Kerala Education Minister, V Sivankutty, assembled an official meeting to discuss the steps to prevent and manage the virus. Earlier in March 2022, the curable but highly infectious virus spiked in the United Kingdom.
The symptoms of Norovirus, a highly contagious virus, are nausea, diarrhea, vomiting, and fever. Further, it can transmit via food, water, and surfaces. The virus infects people across all age groups and is the same as rotavirus, the diarrhea-inducing disease. The general target places of Norovirus are nursing homes, dormitories, cruise ships, or other closed spaces.

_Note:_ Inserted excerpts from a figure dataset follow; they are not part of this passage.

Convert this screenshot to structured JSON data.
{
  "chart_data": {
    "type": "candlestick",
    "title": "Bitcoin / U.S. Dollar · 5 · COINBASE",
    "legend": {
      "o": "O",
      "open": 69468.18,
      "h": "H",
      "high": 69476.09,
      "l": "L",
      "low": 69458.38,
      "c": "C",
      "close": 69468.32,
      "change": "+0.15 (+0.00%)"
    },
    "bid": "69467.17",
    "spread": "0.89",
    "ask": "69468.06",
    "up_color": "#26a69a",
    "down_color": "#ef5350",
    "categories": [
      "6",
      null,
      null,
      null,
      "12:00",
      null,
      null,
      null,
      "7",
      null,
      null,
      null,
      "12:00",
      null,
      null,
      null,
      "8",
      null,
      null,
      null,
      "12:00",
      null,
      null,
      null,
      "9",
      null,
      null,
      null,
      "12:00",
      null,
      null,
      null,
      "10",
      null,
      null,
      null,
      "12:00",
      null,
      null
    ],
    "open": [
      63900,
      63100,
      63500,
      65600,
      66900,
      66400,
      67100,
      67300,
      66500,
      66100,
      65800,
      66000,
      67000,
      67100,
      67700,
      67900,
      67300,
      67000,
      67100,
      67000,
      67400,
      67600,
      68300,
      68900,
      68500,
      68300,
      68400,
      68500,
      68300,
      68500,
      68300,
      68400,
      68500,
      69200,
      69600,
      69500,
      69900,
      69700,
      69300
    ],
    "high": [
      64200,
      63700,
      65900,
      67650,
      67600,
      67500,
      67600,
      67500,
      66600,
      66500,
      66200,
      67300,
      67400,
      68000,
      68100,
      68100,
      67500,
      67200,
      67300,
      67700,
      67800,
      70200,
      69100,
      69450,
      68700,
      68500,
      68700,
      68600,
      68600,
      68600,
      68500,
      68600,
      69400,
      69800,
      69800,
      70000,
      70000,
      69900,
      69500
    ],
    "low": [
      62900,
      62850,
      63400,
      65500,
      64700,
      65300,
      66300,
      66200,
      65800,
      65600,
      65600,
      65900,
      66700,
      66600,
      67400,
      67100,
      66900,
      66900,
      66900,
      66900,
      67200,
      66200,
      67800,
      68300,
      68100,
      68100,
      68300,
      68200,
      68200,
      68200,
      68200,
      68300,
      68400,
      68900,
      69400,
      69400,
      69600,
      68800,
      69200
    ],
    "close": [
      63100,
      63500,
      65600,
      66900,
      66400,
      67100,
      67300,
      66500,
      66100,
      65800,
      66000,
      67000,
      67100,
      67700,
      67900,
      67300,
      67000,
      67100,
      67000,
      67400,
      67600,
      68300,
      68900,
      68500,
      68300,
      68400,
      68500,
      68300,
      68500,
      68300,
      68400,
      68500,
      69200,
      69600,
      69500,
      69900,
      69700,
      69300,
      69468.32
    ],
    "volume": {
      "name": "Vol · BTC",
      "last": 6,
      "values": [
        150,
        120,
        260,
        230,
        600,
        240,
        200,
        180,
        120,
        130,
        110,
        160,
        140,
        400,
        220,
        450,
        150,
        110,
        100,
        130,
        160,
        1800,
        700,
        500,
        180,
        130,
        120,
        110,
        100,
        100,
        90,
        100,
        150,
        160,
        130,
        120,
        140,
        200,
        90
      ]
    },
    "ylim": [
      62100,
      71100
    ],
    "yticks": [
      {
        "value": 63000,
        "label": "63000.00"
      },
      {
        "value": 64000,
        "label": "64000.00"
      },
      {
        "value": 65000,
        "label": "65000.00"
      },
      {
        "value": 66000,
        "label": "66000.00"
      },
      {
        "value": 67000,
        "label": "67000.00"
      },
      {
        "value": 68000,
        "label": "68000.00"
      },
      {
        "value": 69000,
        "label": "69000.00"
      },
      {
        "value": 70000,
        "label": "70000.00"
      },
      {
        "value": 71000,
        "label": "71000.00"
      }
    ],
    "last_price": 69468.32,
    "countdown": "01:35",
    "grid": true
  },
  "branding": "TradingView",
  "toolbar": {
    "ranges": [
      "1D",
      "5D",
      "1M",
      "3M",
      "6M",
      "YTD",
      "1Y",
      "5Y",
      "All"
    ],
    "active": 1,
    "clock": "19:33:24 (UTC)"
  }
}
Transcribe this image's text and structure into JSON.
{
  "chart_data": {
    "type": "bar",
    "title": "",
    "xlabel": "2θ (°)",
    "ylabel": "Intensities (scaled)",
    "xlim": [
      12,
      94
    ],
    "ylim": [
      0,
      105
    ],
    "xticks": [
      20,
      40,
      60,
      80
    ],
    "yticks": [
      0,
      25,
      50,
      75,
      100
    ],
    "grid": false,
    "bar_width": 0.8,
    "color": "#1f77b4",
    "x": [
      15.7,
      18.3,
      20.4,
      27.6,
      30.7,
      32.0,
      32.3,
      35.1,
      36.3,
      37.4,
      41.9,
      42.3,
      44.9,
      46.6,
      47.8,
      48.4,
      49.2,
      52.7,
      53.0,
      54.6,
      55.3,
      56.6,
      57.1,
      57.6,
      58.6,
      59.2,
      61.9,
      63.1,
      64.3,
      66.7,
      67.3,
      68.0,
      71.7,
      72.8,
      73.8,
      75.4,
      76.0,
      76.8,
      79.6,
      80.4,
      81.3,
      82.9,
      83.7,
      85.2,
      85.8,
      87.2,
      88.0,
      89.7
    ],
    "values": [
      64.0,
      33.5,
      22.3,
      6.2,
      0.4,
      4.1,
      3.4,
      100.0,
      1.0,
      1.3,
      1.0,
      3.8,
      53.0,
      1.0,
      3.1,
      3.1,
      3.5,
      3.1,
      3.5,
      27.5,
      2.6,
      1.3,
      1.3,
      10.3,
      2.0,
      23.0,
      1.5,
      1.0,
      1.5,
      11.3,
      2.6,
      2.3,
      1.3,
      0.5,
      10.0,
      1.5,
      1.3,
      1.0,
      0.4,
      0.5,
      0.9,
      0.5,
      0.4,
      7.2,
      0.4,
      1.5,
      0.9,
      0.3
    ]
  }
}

The primary path of progression for Norovirus is oral-fecal. A person can get contaminated multiple times with the virus due to its distinct versions. Many disinfectants have zero effect on it. Moreover, Norovirus can survive in temperatures up to 60°C. Thus, we cannot prevent the spread of the virus through food just by steaming it. Even chlorinating the water does not kill the virus. Studies show that even regular hand sanitizers can’t kill Norovirus. However, the infection lasts only two to three days.
Essential precautions involve frequently washing hands with soap after using the restroom or changing diapers. Washing hands before and after preparing or eating meals is also crucial. Regular disinfection of surfaces with hypochlorite solution is a must.
Health workers diagnose the Norovirus using real-time reverse transcription-polymerase chain reaction. There is no vaccine available for the disease yet. In the acute phase, maintaining body water levels is of utmost importance. However, in extreme cases, patients have to be aided with rehydration fluids intravenously.